Debo reconocer que siento cierta reticencia a dejarme seducir por la propuesta de Petra Lataser-Czich y Peter Lataster. Si bien es cierto que las formas de la profesora Kiet Engles son tan interesantes como para merecer una película, no consigo olvidar que en el fondo estamos ante la cara amable de esta durísima tragedia que es la historia de los refugiados. Porque, mientras alabamos y celebramos los éxitos de dicha profesora, otros niños corren una suerte muy distinta. Mientras salimos del visionado de Miss Kiet’s Children con una sonrisa en el rostro, en otros rincones del mundo se escriben historias sin final feliz. Por eso me resulta difícil cantar las maravillas de una película que, en el fondo, no hace más que centrarse en un caso de fácil digestión, más excepcional que común (casi sobra decir que el número de sirios que no logran refugiarse en Europa es muy superior al de los que lo consiguen). El clásico recurso: buscar la historia excepcional para vender optimismo, sugiriendo, indirectamente, que a todo se le puede encontrar un lado positivo (pienso en casos como La lista de Schindler o las más recientes Lo imposible y Lion).
No obstante, los directores no pretenden hacer una película sobre los refugiados. El tema central, como podía preverse, es la educación. Lataser y Lataser-Czich adoptan el rol de “la mosca en la pared” para plasmar con la máxima transparencia posible el comportamiento de los niños y su interacción con Engles. Y, si bien de vez en cuando se aprecia en ellos ciertas actitudes claramente forzadas por el saberse observados (así como rápidas y despistadas miradas al objetivo), generalmente no resulta difícil olvidar la presencia de la cámara. De hecho, lo interesante de Miss Kiet’s Children es que nos ofrece la posición privilegiada del observador invisible (y en situaciones fácilmente alterables). Vemos a niños pasar del llanto a la sonrisa, de la indiferencia a la exaltación, del victimismo al gamberrismo. Además, encuentro un punto muy positivo para la película que centre su atención en el aprendizaje de los niños en calidad de compañeros antes que en que en calidad de estudiantes. No encontramos, por ejemplo, ningún punto culminado reservado al resultado de un examen o a cambios de hábitos estudiantiles. Sí encontramos, en cambio, la celebración del compañerismo y de comportamientos altruistas.
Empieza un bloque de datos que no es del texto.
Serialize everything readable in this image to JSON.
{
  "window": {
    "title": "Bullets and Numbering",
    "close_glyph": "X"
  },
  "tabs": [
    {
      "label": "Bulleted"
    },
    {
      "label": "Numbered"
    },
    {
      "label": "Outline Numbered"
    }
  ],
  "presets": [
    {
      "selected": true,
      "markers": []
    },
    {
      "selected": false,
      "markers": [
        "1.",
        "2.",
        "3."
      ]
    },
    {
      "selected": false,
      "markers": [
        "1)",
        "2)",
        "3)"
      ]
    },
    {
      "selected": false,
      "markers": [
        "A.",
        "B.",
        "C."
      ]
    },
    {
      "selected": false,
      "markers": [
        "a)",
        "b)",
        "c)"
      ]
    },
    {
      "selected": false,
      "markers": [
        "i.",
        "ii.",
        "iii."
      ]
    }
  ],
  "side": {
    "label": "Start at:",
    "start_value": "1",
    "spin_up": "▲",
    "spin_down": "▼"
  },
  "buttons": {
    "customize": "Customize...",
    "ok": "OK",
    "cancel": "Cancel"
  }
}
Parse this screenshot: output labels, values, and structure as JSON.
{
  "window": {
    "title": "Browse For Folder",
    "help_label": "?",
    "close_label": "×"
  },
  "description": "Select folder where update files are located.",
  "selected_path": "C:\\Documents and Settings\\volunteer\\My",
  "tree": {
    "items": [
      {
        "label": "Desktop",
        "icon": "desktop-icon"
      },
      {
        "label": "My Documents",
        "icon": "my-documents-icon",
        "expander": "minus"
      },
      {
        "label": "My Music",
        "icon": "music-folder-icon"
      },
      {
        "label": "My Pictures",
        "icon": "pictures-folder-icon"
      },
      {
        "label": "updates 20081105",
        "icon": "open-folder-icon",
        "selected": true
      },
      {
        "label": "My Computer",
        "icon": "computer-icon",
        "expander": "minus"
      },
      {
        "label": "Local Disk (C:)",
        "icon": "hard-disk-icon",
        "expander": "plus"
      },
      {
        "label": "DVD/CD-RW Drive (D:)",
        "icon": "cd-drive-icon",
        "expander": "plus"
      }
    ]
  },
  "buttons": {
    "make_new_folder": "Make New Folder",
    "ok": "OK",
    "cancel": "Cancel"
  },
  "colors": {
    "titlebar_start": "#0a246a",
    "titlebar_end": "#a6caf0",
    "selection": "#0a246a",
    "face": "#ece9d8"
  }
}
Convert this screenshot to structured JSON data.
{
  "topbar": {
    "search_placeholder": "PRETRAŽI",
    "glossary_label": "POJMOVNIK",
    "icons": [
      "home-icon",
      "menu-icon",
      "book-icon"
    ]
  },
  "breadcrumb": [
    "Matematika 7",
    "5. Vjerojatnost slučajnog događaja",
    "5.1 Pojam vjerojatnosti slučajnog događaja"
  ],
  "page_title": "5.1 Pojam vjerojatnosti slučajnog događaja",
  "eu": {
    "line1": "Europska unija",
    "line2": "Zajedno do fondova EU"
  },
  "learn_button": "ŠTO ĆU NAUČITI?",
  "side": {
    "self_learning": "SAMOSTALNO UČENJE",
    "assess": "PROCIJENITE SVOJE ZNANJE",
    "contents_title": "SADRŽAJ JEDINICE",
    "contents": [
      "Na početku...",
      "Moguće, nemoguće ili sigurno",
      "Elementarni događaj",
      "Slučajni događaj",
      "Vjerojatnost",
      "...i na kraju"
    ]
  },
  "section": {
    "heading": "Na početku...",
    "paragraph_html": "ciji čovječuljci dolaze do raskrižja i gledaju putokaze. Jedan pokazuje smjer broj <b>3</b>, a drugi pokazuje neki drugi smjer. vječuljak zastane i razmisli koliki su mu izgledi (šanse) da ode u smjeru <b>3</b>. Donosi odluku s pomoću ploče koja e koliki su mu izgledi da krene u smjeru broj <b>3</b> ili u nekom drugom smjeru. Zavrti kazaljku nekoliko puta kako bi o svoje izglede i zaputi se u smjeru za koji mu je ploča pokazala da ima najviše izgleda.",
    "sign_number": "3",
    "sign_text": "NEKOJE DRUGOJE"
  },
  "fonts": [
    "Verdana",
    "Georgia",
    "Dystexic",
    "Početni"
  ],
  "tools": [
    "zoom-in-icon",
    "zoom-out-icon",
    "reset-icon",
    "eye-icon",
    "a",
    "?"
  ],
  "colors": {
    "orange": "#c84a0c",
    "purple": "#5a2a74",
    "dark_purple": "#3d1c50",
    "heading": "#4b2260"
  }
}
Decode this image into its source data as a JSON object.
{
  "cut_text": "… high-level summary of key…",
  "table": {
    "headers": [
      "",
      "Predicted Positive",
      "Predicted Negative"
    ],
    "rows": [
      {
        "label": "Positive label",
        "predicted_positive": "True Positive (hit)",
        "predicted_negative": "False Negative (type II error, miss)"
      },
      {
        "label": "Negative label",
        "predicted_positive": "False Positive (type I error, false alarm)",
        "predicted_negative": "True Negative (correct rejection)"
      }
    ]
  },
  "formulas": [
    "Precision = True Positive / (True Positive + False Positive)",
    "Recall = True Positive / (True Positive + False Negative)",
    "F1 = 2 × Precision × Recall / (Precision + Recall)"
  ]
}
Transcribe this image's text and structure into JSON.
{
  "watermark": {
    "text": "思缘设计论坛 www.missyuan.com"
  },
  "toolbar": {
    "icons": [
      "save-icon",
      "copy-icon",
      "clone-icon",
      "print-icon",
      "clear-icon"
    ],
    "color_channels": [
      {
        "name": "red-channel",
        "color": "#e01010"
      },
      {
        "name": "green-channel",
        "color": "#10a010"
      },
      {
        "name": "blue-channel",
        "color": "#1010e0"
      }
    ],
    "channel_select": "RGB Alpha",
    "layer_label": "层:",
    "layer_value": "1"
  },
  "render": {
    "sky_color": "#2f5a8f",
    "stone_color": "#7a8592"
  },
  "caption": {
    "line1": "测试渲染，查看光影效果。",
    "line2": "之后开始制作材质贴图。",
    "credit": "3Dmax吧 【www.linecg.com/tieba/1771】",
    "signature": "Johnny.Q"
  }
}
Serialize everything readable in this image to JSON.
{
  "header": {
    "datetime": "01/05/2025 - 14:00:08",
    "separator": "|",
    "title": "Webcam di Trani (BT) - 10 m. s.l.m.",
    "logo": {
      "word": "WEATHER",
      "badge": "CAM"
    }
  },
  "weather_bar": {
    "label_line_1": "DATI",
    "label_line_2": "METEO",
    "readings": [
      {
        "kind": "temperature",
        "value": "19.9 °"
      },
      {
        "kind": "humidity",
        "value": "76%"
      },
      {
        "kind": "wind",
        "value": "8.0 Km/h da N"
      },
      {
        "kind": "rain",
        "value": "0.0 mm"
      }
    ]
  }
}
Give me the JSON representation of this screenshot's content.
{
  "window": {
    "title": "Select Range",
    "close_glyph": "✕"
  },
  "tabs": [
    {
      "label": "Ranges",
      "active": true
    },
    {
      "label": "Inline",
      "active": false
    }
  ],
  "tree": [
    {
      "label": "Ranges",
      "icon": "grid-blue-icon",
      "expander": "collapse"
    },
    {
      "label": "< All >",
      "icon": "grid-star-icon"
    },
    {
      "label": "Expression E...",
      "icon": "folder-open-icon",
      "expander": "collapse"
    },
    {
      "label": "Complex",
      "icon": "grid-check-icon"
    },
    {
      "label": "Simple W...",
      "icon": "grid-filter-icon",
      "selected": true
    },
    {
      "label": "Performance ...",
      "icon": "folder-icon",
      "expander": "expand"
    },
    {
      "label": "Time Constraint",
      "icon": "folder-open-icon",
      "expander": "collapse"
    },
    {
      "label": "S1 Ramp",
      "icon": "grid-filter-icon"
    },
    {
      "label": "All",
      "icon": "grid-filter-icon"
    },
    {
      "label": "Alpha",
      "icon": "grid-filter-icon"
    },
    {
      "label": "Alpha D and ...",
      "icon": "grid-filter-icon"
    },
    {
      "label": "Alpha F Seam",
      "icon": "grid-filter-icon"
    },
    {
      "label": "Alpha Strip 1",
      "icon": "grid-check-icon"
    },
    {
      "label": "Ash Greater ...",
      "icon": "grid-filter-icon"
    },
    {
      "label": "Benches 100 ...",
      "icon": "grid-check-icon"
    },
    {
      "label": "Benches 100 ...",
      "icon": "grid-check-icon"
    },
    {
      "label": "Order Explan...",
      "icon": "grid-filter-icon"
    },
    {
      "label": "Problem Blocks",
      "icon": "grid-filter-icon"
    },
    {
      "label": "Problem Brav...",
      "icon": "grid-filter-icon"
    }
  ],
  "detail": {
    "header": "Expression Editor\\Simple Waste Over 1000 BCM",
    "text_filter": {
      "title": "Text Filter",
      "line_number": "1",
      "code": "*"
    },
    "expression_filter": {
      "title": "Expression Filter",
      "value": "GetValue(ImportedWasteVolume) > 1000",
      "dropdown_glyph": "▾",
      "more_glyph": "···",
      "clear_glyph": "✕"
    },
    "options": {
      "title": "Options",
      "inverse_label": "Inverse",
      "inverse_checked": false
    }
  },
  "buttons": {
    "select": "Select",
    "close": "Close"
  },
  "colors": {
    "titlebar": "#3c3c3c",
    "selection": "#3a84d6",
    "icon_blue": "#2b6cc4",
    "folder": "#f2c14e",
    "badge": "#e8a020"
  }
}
A excepción del arranque y del desenlace, seguimos a los niños en todo momento. Les acompañamos casi a ras del suelo, gracias a una cámara convenientemente situada a la altura de sus ojos. De vez en cuando, Kiet Engles hace acto de presencia para evitar malos tratos y ofrecer pequeños empujones anímicos. El hecho de no ver más que la mitad de su cuerpo sirve a los directores para transmitir el tipo de personaje “discreto y omnipresente” que los niños ven en ella. Además, Lataser y Lataser-Czich no son tímidos a la hora de seleccionar el material registrado: si bien en términos globales es fácil concluir que los niños están en buenas manos, también acompañamos a Engles en sus momentos de duda y en la aplicación de ciertas metodologías de moralidad discutible (como por ejemplo, en lo concerniente al idioma: Exigir a los niños que se comuniquen en holandés, ¿es un acto irrespetuoso o integrador?). Por todas esas cosas, prefiero quedarme con Miss Kiet’s Children como una bonita película sobre la infancia y la educación antes que como una ‹feel good movie› sobre refugiados que en realidad solo pretende limpiar conciencias occidentales.